(Rinnovabili.it) – Ricordate Desertec, il mega progetto per lo sfruttamento dell’energia solare ed eolica del Nord Africa e del Medio Oriente e la realizzazione di una supergrid di collegamento tra le centrali di produzione e l’Europa? Ideato tra il 2003 e il 2007 grazie alla TREC (Trans-Mediterranean Renewable Energy Cooperation) e accolto da più finanziatori con acceso entusiasmo, il progetto ha ricevuto negli anni duri colpi, al punto da aver fatto perdere quasi completamente traccia di sé. L’obiettivo, senza dubbio ambizioso, era quello di contribuire a fornire, entro il 2050, fino al 15% di energia al Vecchio Continente. A 5 anni dalla creazione della Desertec Industrial Initiative (Dii), la cordata di aziende coinvolte insieme all’omonima Fondazione, però solo tre dei 19 azionisti iniziali sono ancora a bordo: l’ACWA Power IPO-ACWA.SE dell’Arabia Saudita, la tedesca RWE e la cinese State Grid.

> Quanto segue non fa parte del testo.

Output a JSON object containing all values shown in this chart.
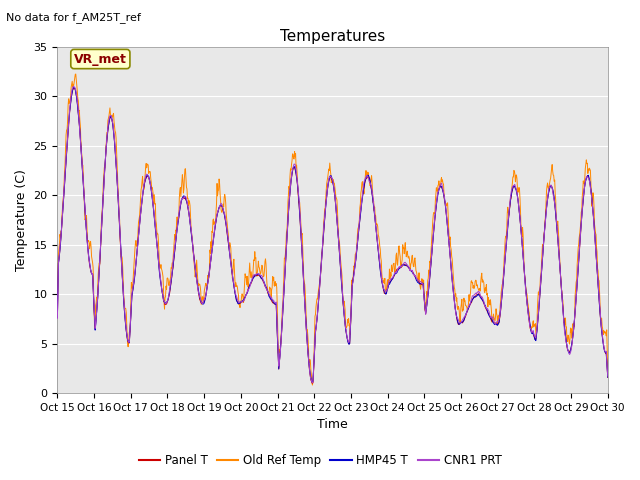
{
  "title": "Temperatures",
  "ylabel": "Temperature (C)",
  "xlabel": "Time",
  "note": "No data for f_AM25T_ref",
  "legend_label": "VR_met",
  "ylim": [
    0,
    35
  ],
  "series_colors": {
    "Panel T": "#cc0000",
    "Old Ref Temp": "#ff8800",
    "HMP45 T": "#0000cc",
    "CNR1 PRT": "#aa44cc"
  },
  "xtick_labels": [
    "Oct 15",
    "Oct 16",
    "Oct 17",
    "Oct 18",
    "Oct 19",
    "Oct 20",
    "Oct 21",
    "Oct 22",
    "Oct 23",
    "Oct 24",
    "Oct 25",
    "Oct 26",
    "Oct 27",
    "Oct 28",
    "Oct 29",
    "Oct 30"
  ],
  "ytick_labels": [
    "0",
    "5",
    "10",
    "15",
    "20",
    "25",
    "30",
    "35"
  ],
  "ytick_vals": [
    0,
    5,
    10,
    15,
    20,
    25,
    30,
    35
  ],
  "bg_color": "#e8e8e8",
  "fig_bg": "#ffffff",
  "grid_color": "#ffffff",
  "title_fontsize": 11,
  "axis_fontsize": 9,
  "tick_fontsize": 8,
  "note_fontsize": 8,
  "vr_fontsize": 9
}
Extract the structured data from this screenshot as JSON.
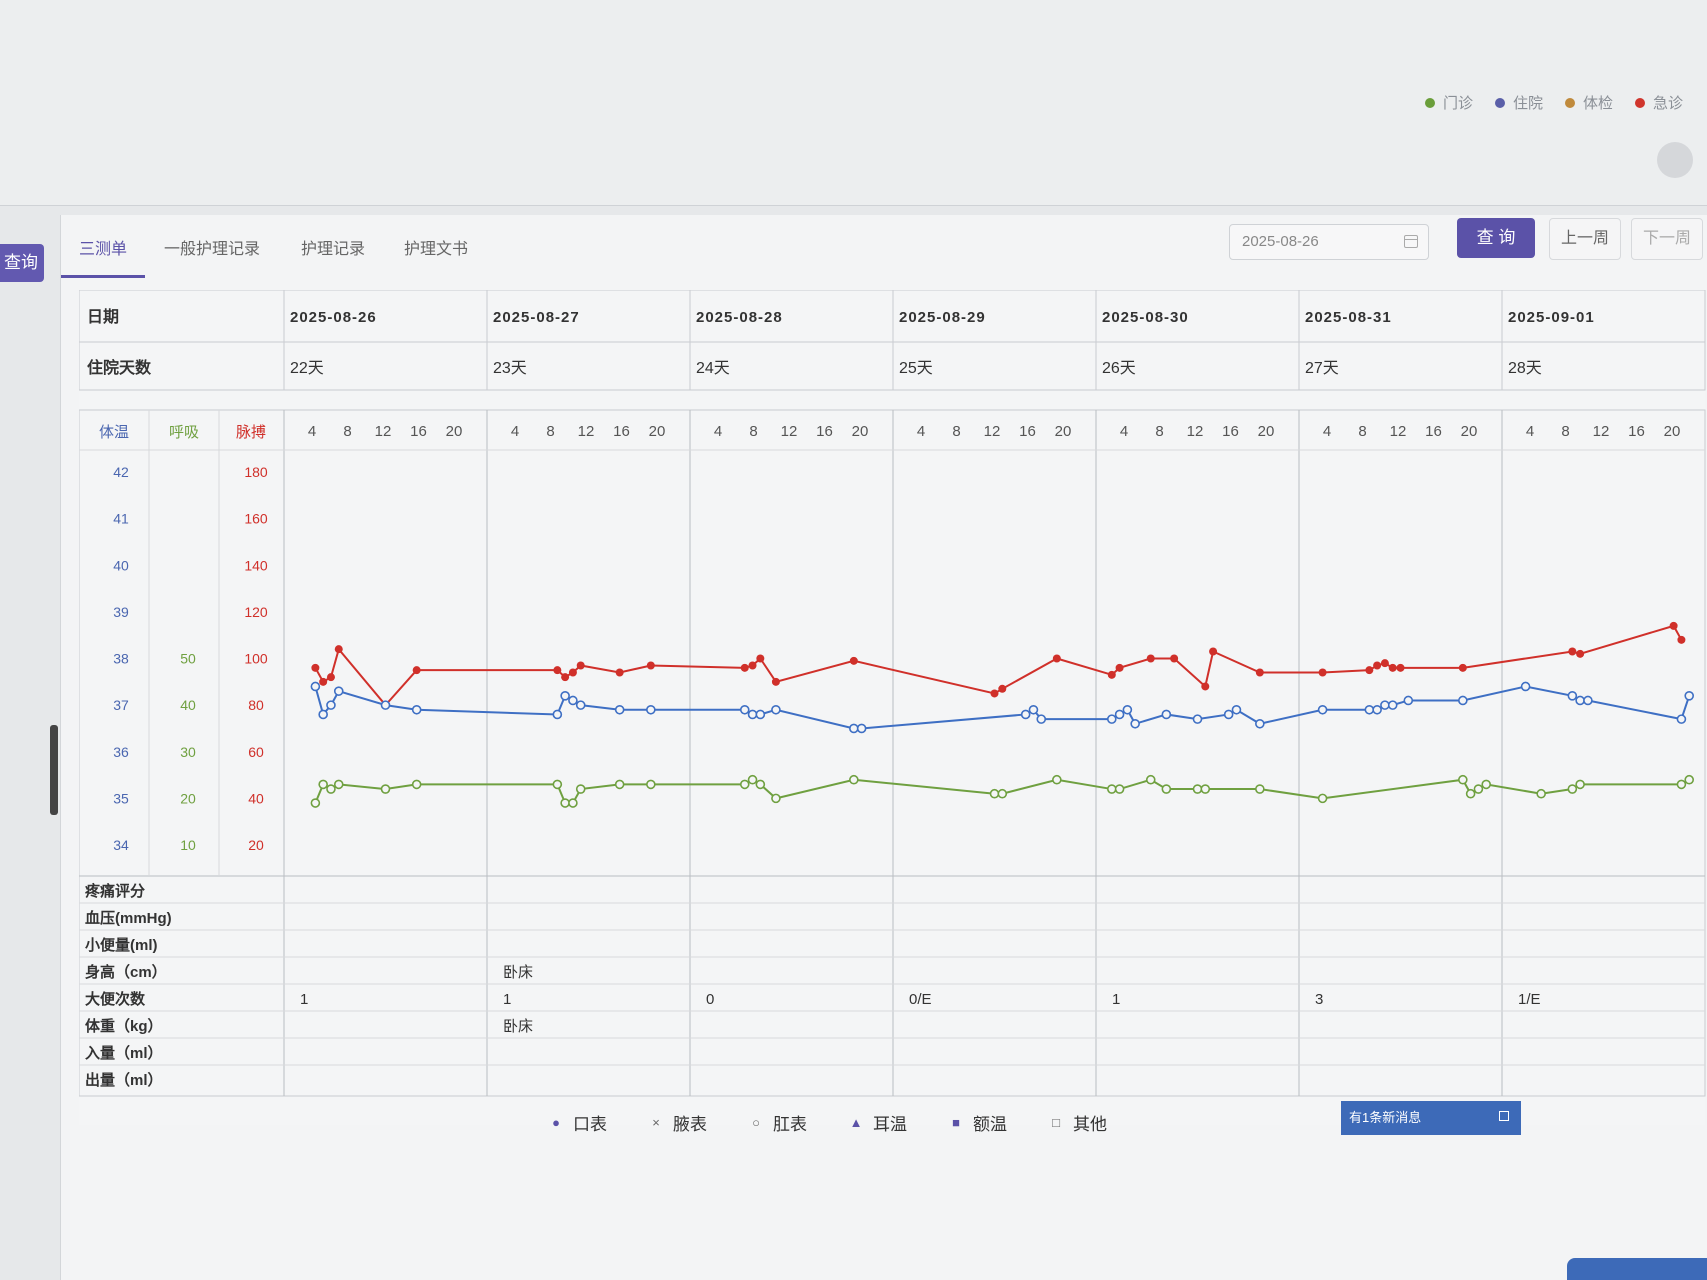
{
  "visit_legend": [
    {
      "label": "门诊",
      "color": "#6a9e3a"
    },
    {
      "label": "住院",
      "color": "#5a5fa8"
    },
    {
      "label": "体检",
      "color": "#c08a3c"
    },
    {
      "label": "急诊",
      "color": "#d0352c"
    }
  ],
  "side": {
    "query_label": "查询"
  },
  "tabs": [
    "三测单",
    "一般护理记录",
    "护理记录",
    "护理文书"
  ],
  "toolbar": {
    "date_value": "2025-08-26",
    "query_label": "查 询",
    "prev_label": "上一周",
    "next_label": "下一周"
  },
  "header": {
    "date_label": "日期",
    "days_label": "住院天数",
    "dates": [
      "2025-08-26",
      "2025-08-27",
      "2025-08-28",
      "2025-08-29",
      "2025-08-30",
      "2025-08-31",
      "2025-09-01"
    ],
    "days": [
      "22天",
      "23天",
      "24天",
      "25天",
      "26天",
      "27天",
      "28天"
    ]
  },
  "axes": {
    "temp_label": "体温",
    "resp_label": "呼吸",
    "pulse_label": "脉搏",
    "hours": [
      "4",
      "8",
      "12",
      "16",
      "20"
    ],
    "temp_ticks": [
      "42",
      "41",
      "40",
      "39",
      "38",
      "37",
      "36",
      "35",
      "34"
    ],
    "resp_ticks": [
      "",
      "",
      "",
      "",
      "50",
      "40",
      "30",
      "20",
      "10"
    ],
    "pulse_ticks": [
      "180",
      "160",
      "140",
      "120",
      "100",
      "80",
      "60",
      "40",
      "20"
    ]
  },
  "chart_data": {
    "type": "line",
    "x_unit": "date + hour",
    "temp_range": [
      34,
      42
    ],
    "pulse_range": [
      20,
      180
    ],
    "resp_range": [
      10,
      50
    ],
    "series": [
      {
        "key": "pulse",
        "color": "#d0302a",
        "marker": "filled-circle",
        "axis": "pulse",
        "points": [
          [
            "2025-08-26 3:00",
            96
          ],
          [
            "2025-08-26 4:00",
            90
          ],
          [
            "2025-08-26 5:00",
            92
          ],
          [
            "2025-08-26 6:00",
            104
          ],
          [
            "2025-08-26 12:00",
            80
          ],
          [
            "2025-08-26 16:00",
            95
          ],
          [
            "2025-08-27 8:00",
            95
          ],
          [
            "2025-08-27 9:00",
            92
          ],
          [
            "2025-08-27 10:00",
            94
          ],
          [
            "2025-08-27 11:00",
            97
          ],
          [
            "2025-08-27 16:00",
            94
          ],
          [
            "2025-08-27 20:00",
            97
          ],
          [
            "2025-08-28 6:00",
            96
          ],
          [
            "2025-08-28 7:00",
            97
          ],
          [
            "2025-08-28 8:00",
            100
          ],
          [
            "2025-08-28 10:00",
            90
          ],
          [
            "2025-08-28 20:00",
            99
          ],
          [
            "2025-08-29 12:00",
            85
          ],
          [
            "2025-08-29 13:00",
            87
          ],
          [
            "2025-08-29 20:00",
            100
          ],
          [
            "2025-08-30 1:00",
            93
          ],
          [
            "2025-08-30 2:00",
            96
          ],
          [
            "2025-08-30 6:00",
            100
          ],
          [
            "2025-08-30 9:00",
            100
          ],
          [
            "2025-08-30 13:00",
            88
          ],
          [
            "2025-08-30 14:00",
            103
          ],
          [
            "2025-08-30 20:00",
            94
          ],
          [
            "2025-08-31 2:00",
            94
          ],
          [
            "2025-08-31 8:00",
            95
          ],
          [
            "2025-08-31 9:00",
            97
          ],
          [
            "2025-08-31 10:00",
            98
          ],
          [
            "2025-08-31 11:00",
            96
          ],
          [
            "2025-08-31 12:00",
            96
          ],
          [
            "2025-08-31 20:00",
            96
          ],
          [
            "2025-09-01 8:00",
            103
          ],
          [
            "2025-09-01 9:00",
            102
          ],
          [
            "2025-09-01 21:00",
            114
          ],
          [
            "2025-09-01 22:00",
            108
          ]
        ]
      },
      {
        "key": "temperature",
        "color": "#3e6fc4",
        "marker": "open-circle",
        "axis": "temp",
        "points": [
          [
            "2025-08-26 3:00",
            37.4
          ],
          [
            "2025-08-26 4:00",
            36.8
          ],
          [
            "2025-08-26 5:00",
            37.0
          ],
          [
            "2025-08-26 6:00",
            37.3
          ],
          [
            "2025-08-26 12:00",
            37.0
          ],
          [
            "2025-08-26 16:00",
            36.9
          ],
          [
            "2025-08-27 8:00",
            36.8
          ],
          [
            "2025-08-27 9:00",
            37.2
          ],
          [
            "2025-08-27 10:00",
            37.1
          ],
          [
            "2025-08-27 11:00",
            37.0
          ],
          [
            "2025-08-27 16:00",
            36.9
          ],
          [
            "2025-08-27 20:00",
            36.9
          ],
          [
            "2025-08-28 6:00",
            36.9
          ],
          [
            "2025-08-28 7:00",
            36.8
          ],
          [
            "2025-08-28 8:00",
            36.8
          ],
          [
            "2025-08-28 10:00",
            36.9
          ],
          [
            "2025-08-28 20:00",
            36.5
          ],
          [
            "2025-08-28 21:00",
            36.5
          ],
          [
            "2025-08-29 16:00",
            36.8
          ],
          [
            "2025-08-29 17:00",
            36.9
          ],
          [
            "2025-08-29 18:00",
            36.7
          ],
          [
            "2025-08-30 1:00",
            36.7
          ],
          [
            "2025-08-30 2:00",
            36.8
          ],
          [
            "2025-08-30 3:00",
            36.9
          ],
          [
            "2025-08-30 4:00",
            36.6
          ],
          [
            "2025-08-30 8:00",
            36.8
          ],
          [
            "2025-08-30 12:00",
            36.7
          ],
          [
            "2025-08-30 16:00",
            36.8
          ],
          [
            "2025-08-30 17:00",
            36.9
          ],
          [
            "2025-08-30 20:00",
            36.6
          ],
          [
            "2025-08-31 2:00",
            36.9
          ],
          [
            "2025-08-31 8:00",
            36.9
          ],
          [
            "2025-08-31 9:00",
            36.9
          ],
          [
            "2025-08-31 10:00",
            37.0
          ],
          [
            "2025-08-31 11:00",
            37.0
          ],
          [
            "2025-08-31 13:00",
            37.1
          ],
          [
            "2025-08-31 20:00",
            37.1
          ],
          [
            "2025-09-01 2:00",
            37.4
          ],
          [
            "2025-09-01 8:00",
            37.2
          ],
          [
            "2025-09-01 9:00",
            37.1
          ],
          [
            "2025-09-01 10:00",
            37.1
          ],
          [
            "2025-09-01 22:00",
            36.7
          ],
          [
            "2025-09-01 23:00",
            37.2
          ]
        ]
      },
      {
        "key": "respiration",
        "color": "#6fa040",
        "marker": "open-circle",
        "axis": "resp",
        "points": [
          [
            "2025-08-26 3:00",
            19
          ],
          [
            "2025-08-26 4:00",
            23
          ],
          [
            "2025-08-26 5:00",
            22
          ],
          [
            "2025-08-26 6:00",
            23
          ],
          [
            "2025-08-26 12:00",
            22
          ],
          [
            "2025-08-26 16:00",
            23
          ],
          [
            "2025-08-27 8:00",
            23
          ],
          [
            "2025-08-27 9:00",
            19
          ],
          [
            "2025-08-27 10:00",
            19
          ],
          [
            "2025-08-27 11:00",
            22
          ],
          [
            "2025-08-27 16:00",
            23
          ],
          [
            "2025-08-27 20:00",
            23
          ],
          [
            "2025-08-28 6:00",
            23
          ],
          [
            "2025-08-28 7:00",
            24
          ],
          [
            "2025-08-28 8:00",
            23
          ],
          [
            "2025-08-28 10:00",
            20
          ],
          [
            "2025-08-28 20:00",
            24
          ],
          [
            "2025-08-29 12:00",
            21
          ],
          [
            "2025-08-29 13:00",
            21
          ],
          [
            "2025-08-29 20:00",
            24
          ],
          [
            "2025-08-30 1:00",
            22
          ],
          [
            "2025-08-30 2:00",
            22
          ],
          [
            "2025-08-30 6:00",
            24
          ],
          [
            "2025-08-30 8:00",
            22
          ],
          [
            "2025-08-30 12:00",
            22
          ],
          [
            "2025-08-30 13:00",
            22
          ],
          [
            "2025-08-30 20:00",
            22
          ],
          [
            "2025-08-31 2:00",
            20
          ],
          [
            "2025-08-31 20:00",
            24
          ],
          [
            "2025-08-31 21:00",
            21
          ],
          [
            "2025-08-31 22:00",
            22
          ],
          [
            "2025-08-31 23:00",
            23
          ],
          [
            "2025-09-01 4:00",
            21
          ],
          [
            "2025-09-01 8:00",
            22
          ],
          [
            "2025-09-01 9:00",
            23
          ],
          [
            "2025-09-01 22:00",
            23
          ],
          [
            "2025-09-01 23:00",
            24
          ]
        ]
      }
    ]
  },
  "bottom_rows": {
    "labels": [
      "疼痛评分",
      "血压(mmHg)",
      "小便量(ml)",
      "身高（cm）",
      "大便次数",
      "体重（kg）",
      "入量（ml）",
      "出量（ml）"
    ],
    "height": [
      "",
      "卧床",
      "",
      "",
      "",
      "",
      ""
    ],
    "stool": [
      "1",
      "1",
      "0",
      "0/E",
      "1",
      "3",
      "1/E"
    ],
    "weight": [
      "",
      "卧床",
      "",
      "",
      "",
      "",
      ""
    ]
  },
  "measure_legend": [
    {
      "label": "口表",
      "symbol": "●",
      "color": "#5b52a8"
    },
    {
      "label": "腋表",
      "symbol": "×",
      "color": "#666"
    },
    {
      "label": "肛表",
      "symbol": "○",
      "color": "#666"
    },
    {
      "label": "耳温",
      "symbol": "▲",
      "color": "#5b52a8"
    },
    {
      "label": "额温",
      "symbol": "■",
      "color": "#5b52a8"
    },
    {
      "label": "其他",
      "symbol": "□",
      "color": "#666"
    }
  ],
  "notification": {
    "text": "有1条新消息"
  }
}
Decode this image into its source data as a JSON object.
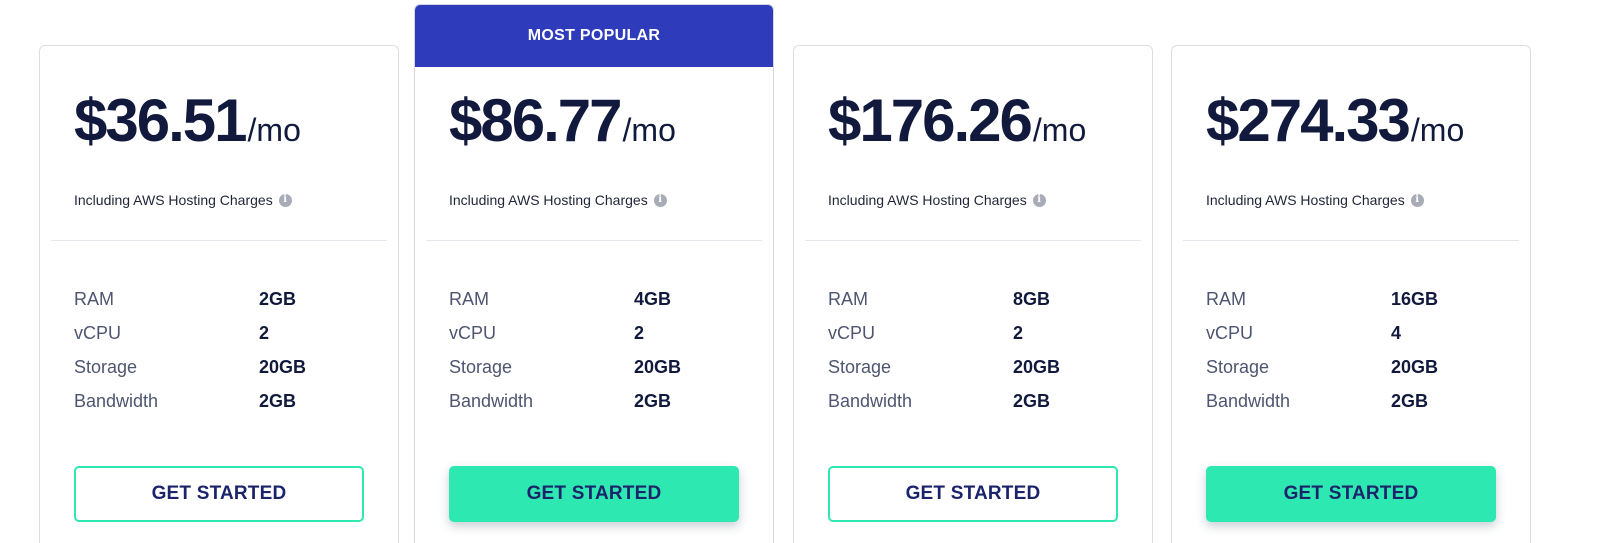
{
  "plans": [
    {
      "price": "$36.51",
      "period": "/mo",
      "note": "Including AWS Hosting Charges",
      "specs": [
        {
          "label": "RAM",
          "value": "2GB"
        },
        {
          "label": "vCPU",
          "value": "2"
        },
        {
          "label": "Storage",
          "value": "20GB"
        },
        {
          "label": "Bandwidth",
          "value": "2GB"
        }
      ],
      "cta": "GET STARTED"
    },
    {
      "banner": "MOST POPULAR",
      "price": "$86.77",
      "period": "/mo",
      "note": "Including AWS Hosting Charges",
      "specs": [
        {
          "label": "RAM",
          "value": "4GB"
        },
        {
          "label": "vCPU",
          "value": "2"
        },
        {
          "label": "Storage",
          "value": "20GB"
        },
        {
          "label": "Bandwidth",
          "value": "2GB"
        }
      ],
      "cta": "GET STARTED"
    },
    {
      "price": "$176.26",
      "period": "/mo",
      "note": "Including AWS Hosting Charges",
      "specs": [
        {
          "label": "RAM",
          "value": "8GB"
        },
        {
          "label": "vCPU",
          "value": "2"
        },
        {
          "label": "Storage",
          "value": "20GB"
        },
        {
          "label": "Bandwidth",
          "value": "2GB"
        }
      ],
      "cta": "GET STARTED"
    },
    {
      "price": "$274.33",
      "period": "/mo",
      "note": "Including AWS Hosting Charges",
      "specs": [
        {
          "label": "RAM",
          "value": "16GB"
        },
        {
          "label": "vCPU",
          "value": "4"
        },
        {
          "label": "Storage",
          "value": "20GB"
        },
        {
          "label": "Bandwidth",
          "value": "2GB"
        }
      ],
      "cta": "GET STARTED"
    }
  ],
  "icons": {
    "info": "info-icon"
  },
  "colors": {
    "banner": "#2e3cbb",
    "accent": "#2ee8b1",
    "price_text": "#111a3d",
    "cta_text": "#1b246b"
  }
}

Dopo il clamoroso abbandono di due colossi come Siemens e Bosch e della stessa Fondazione Desertec infatti, ad annunciare l’uscita dal progetto sono stati nei mesi scorsi anche Eon, Bilfinger e la HSH Nordbank a cui è seguito anche l’annuncio d’addio da parte del CEO del consorzio, Paul van Son. Ed è stato proprio van Son, a margine di un incontro a Roma tra i soci rimasti, a spiegare ai giornalisti cosa stia realmente accedendo a Desertec: “I costi sono molto elevati e alcune aziende hanno detto di non essere interessate al Medio Oriente e al Nord Africa”. Il budget stimato per la faraonica impresa è infatti di 400 miliardi di euro che complice la crisi politica che ha investito gli Stati del Nord Africa, hanno imposto una repentina marcia indietro anche ai partner più convinti.
I “superstiti” assicurano di voler continuare a portare avanti il progetto anche se in un formato “adattato”, magari nelle vesti, si mormora, di una società di servizi.